While Hong Leong Investment Bank (HLIB) expects the strategy to help boost the group’s profitability, Kenanga Research has taken a more cautious stand about its sales prospects.
Mr DIY has already opened 93 new stores this year, accounting for 52% of the 180 it plans to build in 2022.
The group’s first Mr DIY Plus store at the Mid Valley Megamall, opened recently, has received overwhelming response from customers. Another 10 Mr DIY Plus stores will be opened in the next three years, mostly in prime locations with higher foot traffic.
HLIB said Mr DIY’s across-the-board price hike in April and May should help to cushion margin contractions caused by multiple cost headwinds.
“As per management guidance, the full implementation of this price increase will be reflected fully in the coming quarter,” it said in a research note today.
Kenanga Research said although the store expansions were positive for the group, it remained cautious on the group’s sales prospects for the second half of FY22 (H2 2022) as inflationary pressures start to creep in.

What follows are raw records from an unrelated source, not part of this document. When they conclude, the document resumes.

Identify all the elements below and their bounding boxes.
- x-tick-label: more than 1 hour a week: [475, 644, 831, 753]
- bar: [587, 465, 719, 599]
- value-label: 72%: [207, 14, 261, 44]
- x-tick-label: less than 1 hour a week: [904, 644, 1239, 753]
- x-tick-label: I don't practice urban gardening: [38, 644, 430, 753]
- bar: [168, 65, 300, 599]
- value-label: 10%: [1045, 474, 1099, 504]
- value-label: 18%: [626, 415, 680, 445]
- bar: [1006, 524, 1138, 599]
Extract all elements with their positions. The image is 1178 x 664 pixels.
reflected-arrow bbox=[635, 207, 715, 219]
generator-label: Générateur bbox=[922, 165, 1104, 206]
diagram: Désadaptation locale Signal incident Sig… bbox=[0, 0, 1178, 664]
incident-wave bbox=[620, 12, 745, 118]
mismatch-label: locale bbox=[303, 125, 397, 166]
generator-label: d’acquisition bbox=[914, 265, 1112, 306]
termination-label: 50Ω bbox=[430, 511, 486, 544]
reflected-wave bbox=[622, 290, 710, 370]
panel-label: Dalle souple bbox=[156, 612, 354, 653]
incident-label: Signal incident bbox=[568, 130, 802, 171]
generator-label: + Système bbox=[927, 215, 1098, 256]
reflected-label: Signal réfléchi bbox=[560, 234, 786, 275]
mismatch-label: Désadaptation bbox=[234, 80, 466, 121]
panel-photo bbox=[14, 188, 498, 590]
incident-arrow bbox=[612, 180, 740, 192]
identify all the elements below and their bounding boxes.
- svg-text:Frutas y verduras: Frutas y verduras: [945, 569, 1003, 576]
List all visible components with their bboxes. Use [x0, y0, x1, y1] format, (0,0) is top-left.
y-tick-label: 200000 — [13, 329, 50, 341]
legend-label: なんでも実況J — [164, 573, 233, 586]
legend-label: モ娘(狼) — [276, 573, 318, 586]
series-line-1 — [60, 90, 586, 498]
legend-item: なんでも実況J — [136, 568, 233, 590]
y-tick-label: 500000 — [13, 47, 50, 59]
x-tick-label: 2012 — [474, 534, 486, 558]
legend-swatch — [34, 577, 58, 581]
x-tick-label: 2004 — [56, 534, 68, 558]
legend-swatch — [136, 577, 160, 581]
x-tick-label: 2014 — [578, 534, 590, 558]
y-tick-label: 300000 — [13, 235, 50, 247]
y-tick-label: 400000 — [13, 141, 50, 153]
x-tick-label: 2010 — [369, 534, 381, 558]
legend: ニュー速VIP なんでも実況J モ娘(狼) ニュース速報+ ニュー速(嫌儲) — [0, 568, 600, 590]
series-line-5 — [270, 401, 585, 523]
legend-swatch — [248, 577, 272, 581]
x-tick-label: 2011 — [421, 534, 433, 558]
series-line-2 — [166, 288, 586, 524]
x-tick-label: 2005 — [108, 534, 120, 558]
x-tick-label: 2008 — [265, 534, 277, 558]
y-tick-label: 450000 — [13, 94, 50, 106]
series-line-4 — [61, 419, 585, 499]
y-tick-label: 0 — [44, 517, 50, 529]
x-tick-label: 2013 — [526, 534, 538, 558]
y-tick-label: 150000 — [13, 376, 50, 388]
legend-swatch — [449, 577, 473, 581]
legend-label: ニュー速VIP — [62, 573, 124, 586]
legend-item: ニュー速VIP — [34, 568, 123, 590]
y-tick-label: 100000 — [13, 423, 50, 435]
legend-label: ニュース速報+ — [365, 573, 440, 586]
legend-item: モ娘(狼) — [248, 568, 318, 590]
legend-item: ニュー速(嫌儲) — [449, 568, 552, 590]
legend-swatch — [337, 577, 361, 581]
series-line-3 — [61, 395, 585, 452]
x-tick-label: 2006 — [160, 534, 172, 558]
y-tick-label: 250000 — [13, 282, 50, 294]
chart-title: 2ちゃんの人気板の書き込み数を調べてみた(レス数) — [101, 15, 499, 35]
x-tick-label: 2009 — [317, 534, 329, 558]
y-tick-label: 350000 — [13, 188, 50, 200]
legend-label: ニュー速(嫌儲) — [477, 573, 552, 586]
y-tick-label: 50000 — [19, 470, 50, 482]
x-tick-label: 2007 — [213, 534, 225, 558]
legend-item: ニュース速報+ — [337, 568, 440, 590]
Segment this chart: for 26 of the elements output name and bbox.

“However, historically, the fourth quarter is the strongest quarter (for the group) due to the year-end shopping season and festivities. With the adjustments in prices, we expect gross profit margin to remain stable at circa 41% for the rest of the year,” it said in a separate note.

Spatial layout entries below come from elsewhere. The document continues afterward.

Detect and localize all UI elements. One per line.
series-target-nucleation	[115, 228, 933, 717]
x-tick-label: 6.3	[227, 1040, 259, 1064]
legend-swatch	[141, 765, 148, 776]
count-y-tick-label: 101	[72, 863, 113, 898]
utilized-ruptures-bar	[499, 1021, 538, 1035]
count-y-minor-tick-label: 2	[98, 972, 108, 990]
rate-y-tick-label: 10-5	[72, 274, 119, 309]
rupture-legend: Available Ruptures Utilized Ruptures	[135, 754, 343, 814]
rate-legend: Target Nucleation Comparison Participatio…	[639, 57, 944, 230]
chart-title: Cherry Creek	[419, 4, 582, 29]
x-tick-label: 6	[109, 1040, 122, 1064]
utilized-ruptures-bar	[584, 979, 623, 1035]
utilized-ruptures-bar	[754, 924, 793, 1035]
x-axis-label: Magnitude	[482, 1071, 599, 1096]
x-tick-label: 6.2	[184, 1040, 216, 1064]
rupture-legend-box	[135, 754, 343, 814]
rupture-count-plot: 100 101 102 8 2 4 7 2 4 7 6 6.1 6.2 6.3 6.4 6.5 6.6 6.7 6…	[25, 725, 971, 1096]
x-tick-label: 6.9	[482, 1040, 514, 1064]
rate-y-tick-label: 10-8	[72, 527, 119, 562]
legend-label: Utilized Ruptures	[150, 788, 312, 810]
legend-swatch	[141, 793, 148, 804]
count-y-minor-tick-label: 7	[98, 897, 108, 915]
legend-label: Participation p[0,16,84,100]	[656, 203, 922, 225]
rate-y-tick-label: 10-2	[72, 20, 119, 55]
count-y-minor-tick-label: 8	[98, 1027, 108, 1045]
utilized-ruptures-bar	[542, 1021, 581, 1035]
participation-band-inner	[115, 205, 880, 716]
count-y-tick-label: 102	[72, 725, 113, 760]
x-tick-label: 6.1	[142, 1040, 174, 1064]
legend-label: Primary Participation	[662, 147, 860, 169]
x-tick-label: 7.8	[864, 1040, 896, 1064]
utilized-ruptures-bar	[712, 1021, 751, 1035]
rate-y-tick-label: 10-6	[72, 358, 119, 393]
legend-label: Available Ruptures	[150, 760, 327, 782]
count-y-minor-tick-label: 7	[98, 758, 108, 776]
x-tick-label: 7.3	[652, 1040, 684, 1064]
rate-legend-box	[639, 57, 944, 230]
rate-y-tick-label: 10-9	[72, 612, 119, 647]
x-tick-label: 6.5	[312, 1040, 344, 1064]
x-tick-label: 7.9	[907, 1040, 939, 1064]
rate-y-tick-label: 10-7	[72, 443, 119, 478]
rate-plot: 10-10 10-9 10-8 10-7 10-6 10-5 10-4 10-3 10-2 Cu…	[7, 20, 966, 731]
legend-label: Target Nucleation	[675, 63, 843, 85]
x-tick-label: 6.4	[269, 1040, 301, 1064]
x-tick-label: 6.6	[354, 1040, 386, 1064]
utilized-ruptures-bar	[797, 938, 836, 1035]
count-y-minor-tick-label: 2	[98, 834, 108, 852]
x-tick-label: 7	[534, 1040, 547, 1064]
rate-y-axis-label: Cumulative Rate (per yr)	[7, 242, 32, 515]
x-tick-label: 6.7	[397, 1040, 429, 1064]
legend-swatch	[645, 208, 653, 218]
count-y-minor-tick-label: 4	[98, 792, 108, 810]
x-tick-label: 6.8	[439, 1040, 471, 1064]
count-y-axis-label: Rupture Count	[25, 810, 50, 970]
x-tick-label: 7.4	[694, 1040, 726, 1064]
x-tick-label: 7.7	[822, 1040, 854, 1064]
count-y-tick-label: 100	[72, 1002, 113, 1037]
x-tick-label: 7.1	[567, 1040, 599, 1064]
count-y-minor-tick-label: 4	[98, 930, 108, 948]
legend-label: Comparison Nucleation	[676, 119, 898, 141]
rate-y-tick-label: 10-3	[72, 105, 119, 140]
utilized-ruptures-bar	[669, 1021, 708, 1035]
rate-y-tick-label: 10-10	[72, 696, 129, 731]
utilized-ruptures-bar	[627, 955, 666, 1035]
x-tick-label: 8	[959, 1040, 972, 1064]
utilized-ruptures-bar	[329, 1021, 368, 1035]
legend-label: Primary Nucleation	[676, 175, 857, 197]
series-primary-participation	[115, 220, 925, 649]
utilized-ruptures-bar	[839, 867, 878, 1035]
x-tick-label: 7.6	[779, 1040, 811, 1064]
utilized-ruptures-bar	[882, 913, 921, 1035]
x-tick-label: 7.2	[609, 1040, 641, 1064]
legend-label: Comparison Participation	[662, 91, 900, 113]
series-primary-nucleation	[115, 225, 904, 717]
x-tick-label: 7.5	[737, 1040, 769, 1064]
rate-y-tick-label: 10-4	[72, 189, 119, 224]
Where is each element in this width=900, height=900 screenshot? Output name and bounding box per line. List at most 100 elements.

Conversely, Maybank Investment Bank believes Mr DIY’s recent price hike in the second quarter could further dampen sales volume growth in H2 2022, given the absence of festive-driven sales momentum.
“Although Mr DIY remains a sector beneficiary for consumer down-trading, we understand that average monthly sales have softened post-Hari Raya in April-May 2022.
“As more than 70% of its products are sourced from foreign end suppliers, particularly China, any major changes in currency, tax, trade policies or tariffs in China may adversely impact earnings, and higher operating expenses through minimum wage hikes could also impact earnings growth negatively,” it added.